More improvements for Android on entry-level phones

In many places in the world, entry-level smartphones are often the first and only way people get access to the internet. As we build Android for everyone, making sure that these devices are affordable and high quality is a top priority. That’s why we launched Android (Go edition) in 2018—a platform tailored for smartphones with 1.5GB of memory or less. As we release Android 10 (Go edition), here’s a look at how we’re making experiences for entry-level device owners better, across the platform and apps.

Android 10 (Go edition)

With Android 10 (Go edition), we’ve made Android faster and more secure. 

First, this new release helps you switch between apps faster and in a memory-efficient way. Speed and reliability are also enhanced—apps now launch 10 percent faster than they did on Android 9 (Go edition). 

Encryption underpins our digital security, as it protects your data even if your device falls into the wrong hands. That’s why Android 10 (Go edition) includes a new form of encryption, built by Google for entry-level smartphones, called Adiantum. Up until now, not all entry-level smartphones were able to encrypt data without affecting device performance. 
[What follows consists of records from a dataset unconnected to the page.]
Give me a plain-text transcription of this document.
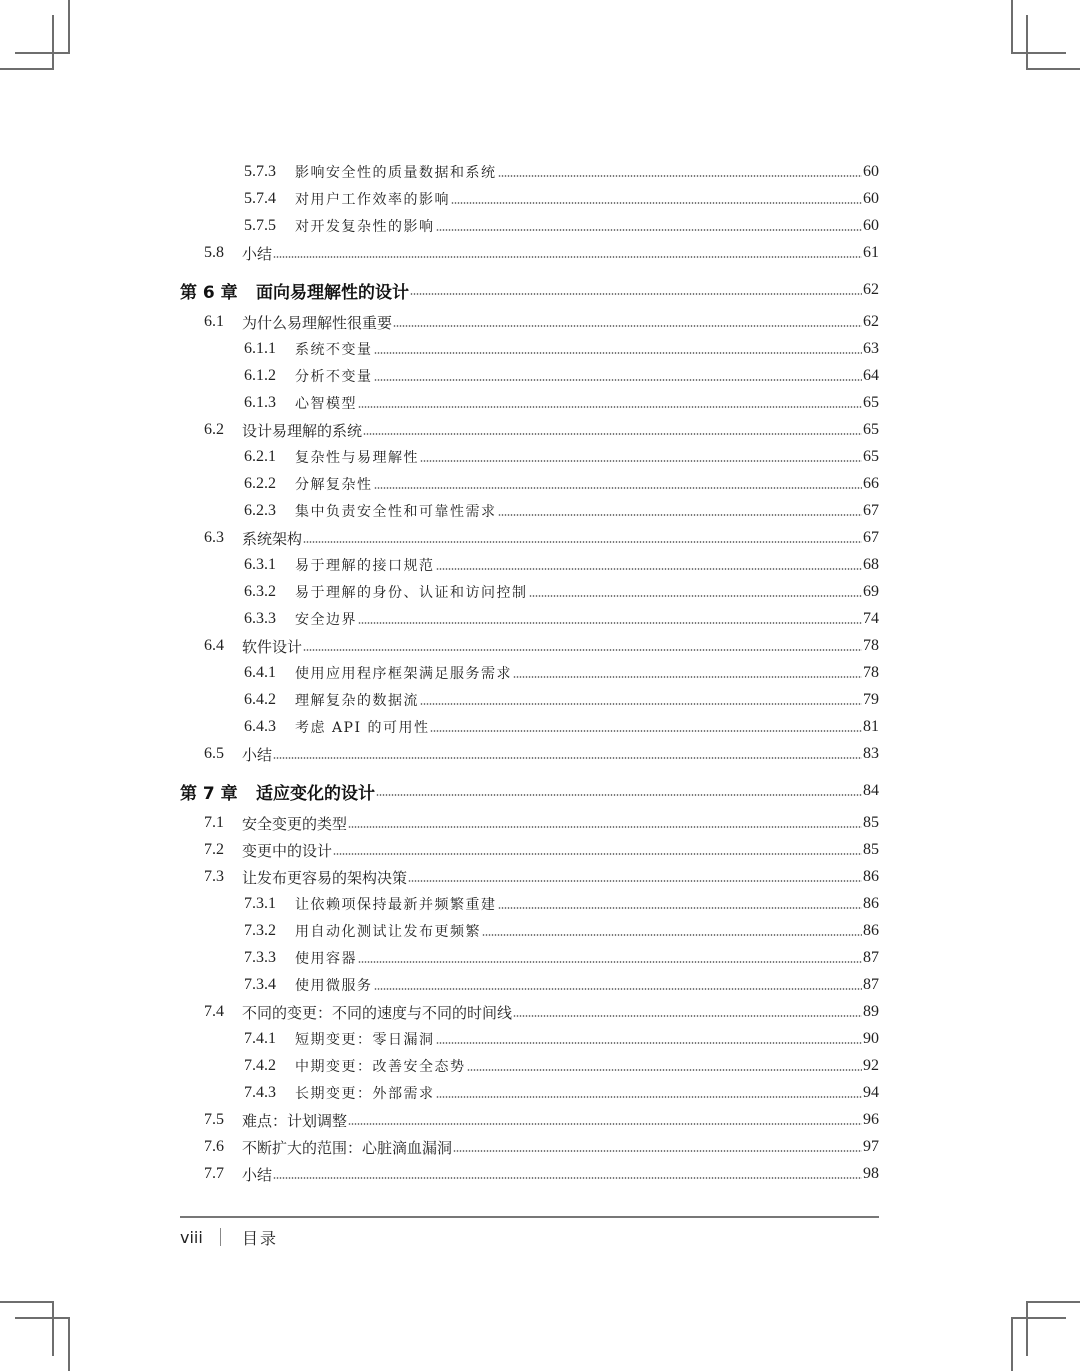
5.7.3	影响安全性的质量数据和系统	60
5.7.4	对用户工作效率的影响	60
5.7.5	对开发复杂性的影响	60
5.8	小结	61
第 6 章	面向易理解性的设计	62
6.1	为什么易理解性很重要	62
6.1.1	系统不变量	63
6.1.2	分析不变量	64
6.1.3	心智模型	65
6.2	设计易理解的系统	65
6.2.1	复杂性与易理解性	65
6.2.2	分解复杂性	66
6.2.3	集中负责安全性和可靠性需求	67
6.3	系统架构	67
6.3.1	易于理解的接口规范	68
6.3.2	易于理解的身份、认证和访问控制	69
6.3.3	安全边界	74
6.4	软件设计	78
6.4.1	使用应用程序框架满足服务需求	78
6.4.2	理解复杂的数据流	79
6.4.3	考虑 API 的可用性	81
6.5	小结	83
第 7 章	适应变化的设计	84
7.1	安全变更的类型	85
7.2	变更中的设计	85
7.3	让发布更容易的架构决策	86
7.3.1	让依赖项保持最新并频繁重建	86
7.3.2	用自动化测试让发布更频繁	86
7.3.3	使用容器	87
7.3.4	使用微服务	87
7.4	不同的变更：不同的速度与不同的时间线	89
7.4.1	短期变更：零日漏洞	90
7.4.2	中期变更：改善安全态势	92
7.4.3	长期变更：外部需求	94
7.5	难点：计划调整	96
7.6	不断扩大的范围：心脏滴血漏洞	97
7.7	小结	98
viii	目录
Adiantum is built to run efficiently without specialized hardware, meaning all Go edition users will have the same level of data security as any Android device, without compromising performance. This will make the next generation of devices more secure than their predecessors, and allow the next billion people coming online for the first time to do so safely.

Keep an eye out for the new phones with Android 10 (Go edition) launching later this fall.

New app experiences

Apps designed for Go edition phones are also improving to better serve the needs of first-time smartphone owners.
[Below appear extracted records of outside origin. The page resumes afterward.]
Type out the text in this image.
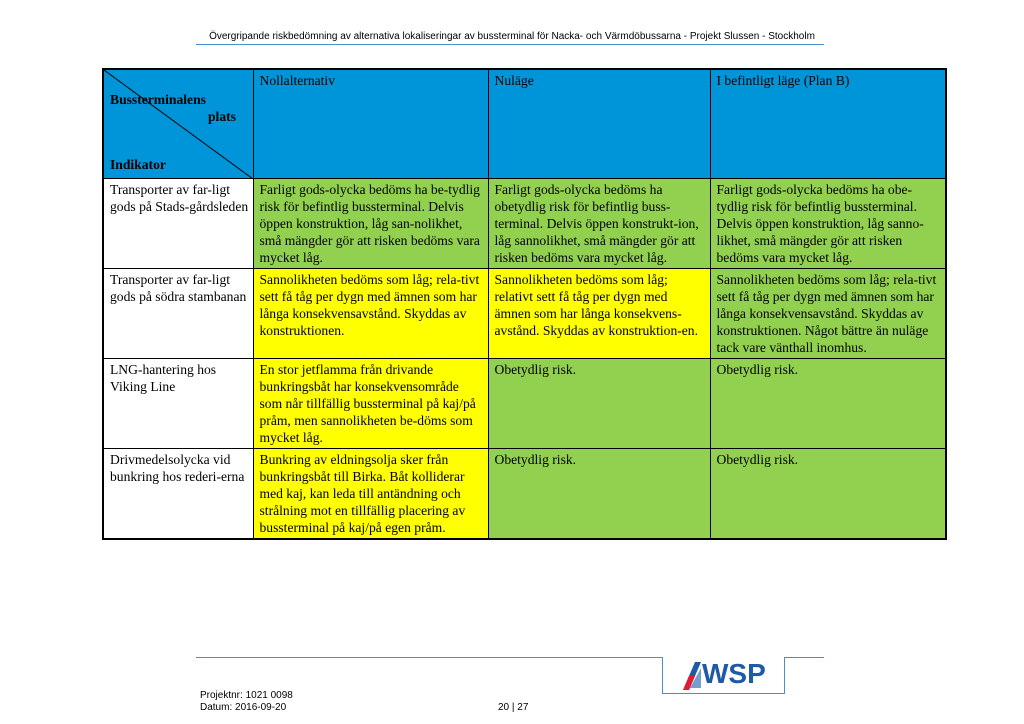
Övergripande riskbedömning av alternativa lokaliseringar av bussterminal för Nacka- och Värmdöbussarna - Projekt Slussen - Stockholm
Bussterminalens
plats
Indikator	Nollalternativ	Nuläge	I befintligt läge (Plan B)
Transporter av far-ligt gods på Stads-gårdsleden	Farligt gods-olycka bedöms ha be-tydlig risk för befintlig bussterminal. Delvis öppen konstruktion, låg san-nolikhet, små mängder gör att risken bedöms vara mycket låg.	Farligt gods-olycka bedöms ha obetydlig risk för befintlig buss-terminal. Delvis öppen konstrukt-ion, låg sannolikhet, små mängder gör att risken bedöms vara mycket låg.	Farligt gods-olycka bedöms ha obe-tydlig risk för befintlig bussterminal. Delvis öppen konstruktion, låg sanno-likhet, små mängder gör att risken bedöms vara mycket låg.
Transporter av far-ligt gods på södra stambanan	Sannolikheten bedöms som låg; rela-tivt sett få tåg per dygn med ämnen som har långa konsekvensavstånd. Skyddas av konstruktionen.	Sannolikheten bedöms som låg; relativt sett få tåg per dygn med ämnen som har långa konsekvens-avstånd. Skyddas av konstruktion-en.	Sannolikheten bedöms som låg; rela-tivt sett få tåg per dygn med ämnen som har långa konsekvensavstånd. Skyddas av konstruktionen. Något bättre än nuläge tack vare vänthall inomhus.
LNG-hantering hos Viking Line	En stor jetflamma från drivande bunkringsbåt har konsekvensområde som når tillfällig bussterminal på kaj/på pråm, men sannolikheten be-döms som mycket låg.	Obetydlig risk.	Obetydlig risk.
Drivmedelsolycka vid bunkring hos rederi-erna	Bunkring av eldningsolja sker från bunkringsbåt till Birka. Båt kolliderar med kaj, kan leda till antändning och strålning mot en tillfällig placering av bussterminal på kaj/på egen pråm.	Obetydlig risk.	Obetydlig risk.
WSP
Projektnr: 1021 0098
Datum: 2016-09-20	20 | 27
For example, we’ve introduced a number of updates to Google Go. With the AI-powered read-out-loud feature that makes consuming long-form text as easy as listening to the radio, people feel more comfortable using the web in their daily lives. Lens in Google Go helps people who struggle to read things in real life by reading out and translating the text that you point with your camera. Since the launch, people have told us that it helps them read and understand important things like bus schedules and bank forms.

YouTube Go, which helps people watch videos on low-speed connections, is also receiving positive responses. People tell us they encounter less buffering while streaming videos, and are now saving on their data consumption.
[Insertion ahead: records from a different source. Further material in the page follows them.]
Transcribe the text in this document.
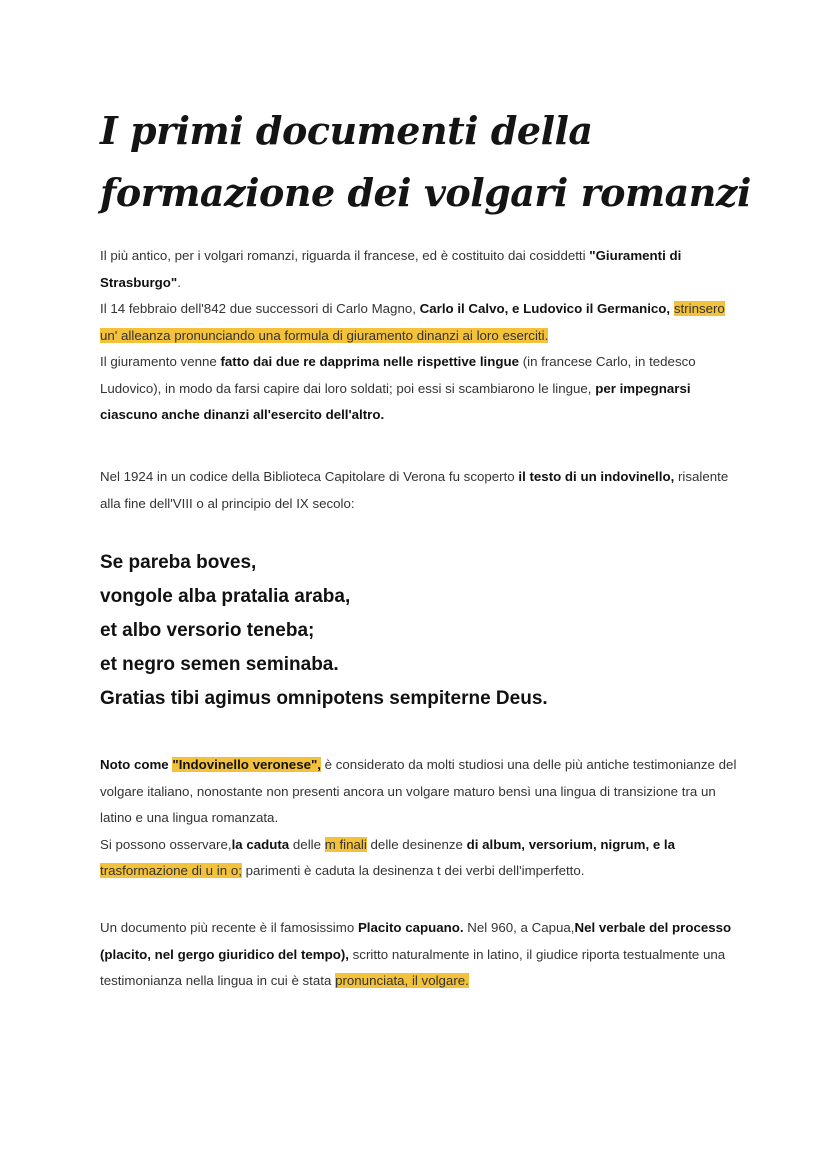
I primi documenti della formazione dei volgari romanzi

Il più antico, per i volgari romanzi, riguarda il francese, ed è costituito dai cosiddetti "Giuramenti di Strasburgo".

Il 14 febbraio dell'842 due successori di Carlo Magno, Carlo il Calvo, e Ludovico il Germanico, strinsero un' alleanza pronunciando una formula di giuramento dinanzi ai loro eserciti.

Il giuramento venne fatto dai due re dapprima nelle rispettive lingue (in francese Carlo, in tedesco Ludovico), in modo da farsi capire dai loro soldati; poi essi si scambiarono le lingue, per impegnarsi ciascuno anche dinanzi all'esercito dell'altro.

Nel 1924 in un codice della Biblioteca Capitolare di Verona fu scoperto il testo di un indovinello, risalente alla fine dell'VIII o al principio del IX secolo:

Se pareba boves,
vongole alba pratalia araba,
et albo versorio teneba;
et negro semen seminaba.
Gratias tibi agimus omnipotens sempiterne Deus.

Noto come "Indovinello veronese", è considerato da molti studiosi una delle più antiche testimonianze del volgare italiano, nonostante non presenti ancora un volgare maturo bensì una lingua di transizione tra un latino e una lingua romanzata.

Si possono osservare,la caduta delle m finali delle desinenze di album, versorium, nigrum, e la trasformazione di u in o; parimenti è caduta la desinenza t dei verbi dell'imperfetto.

Un documento più recente è il famosissimo Placito capuano. Nel 960, a Capua,Nel verbale del processo (placito, nel gergo giuridico del tempo), scritto naturalmente in latino, il giudice riporta testualmente una testimonianza nella lingua in cui è stata pronunciata, il volgare.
The new Gallery Go by Google Photos makes it easier to find photos on your entry-level phone. Just 10MB in size and powered by on-device machine learning, it automatically organizes your photos by the people and things you take photos of—and it works offline, too. 

Across the ecosystem, more Android developers are now enhancing their apps to work well on Android (Go edition) devices. In the past year, popular apps like Uber, Facebook Messenger, Twitter, and Spotify have been redesigned to be Go-ready. If you’re a developer, visit our developer site to learn how to build for the next billion.

Go for everyone

In the last 18 months, over 500 manufacturers have launched more than 1,600 Android (Go edition) device models to 180+ countries including India, South Africa, Nigeria, Brazil, and the United States. These devices, including the Samsung A2, Xiaomi Redmi Go, Tecno Spark 2, and Mobicel Astro, make up over 80 percent of entry-level Android phones activating today.

In some countries, devices are now available for as low as $27. Whether it comes with a high-definition or regular display, 4GB or 16GB of storage, or 3G or 4G support, there’s a Go edition device for everyone. 

Go phones for everyone

With the new platform release and more app choices, Android (Go edition) brings a broader range of options and better performing phones to more people coming online for the first time.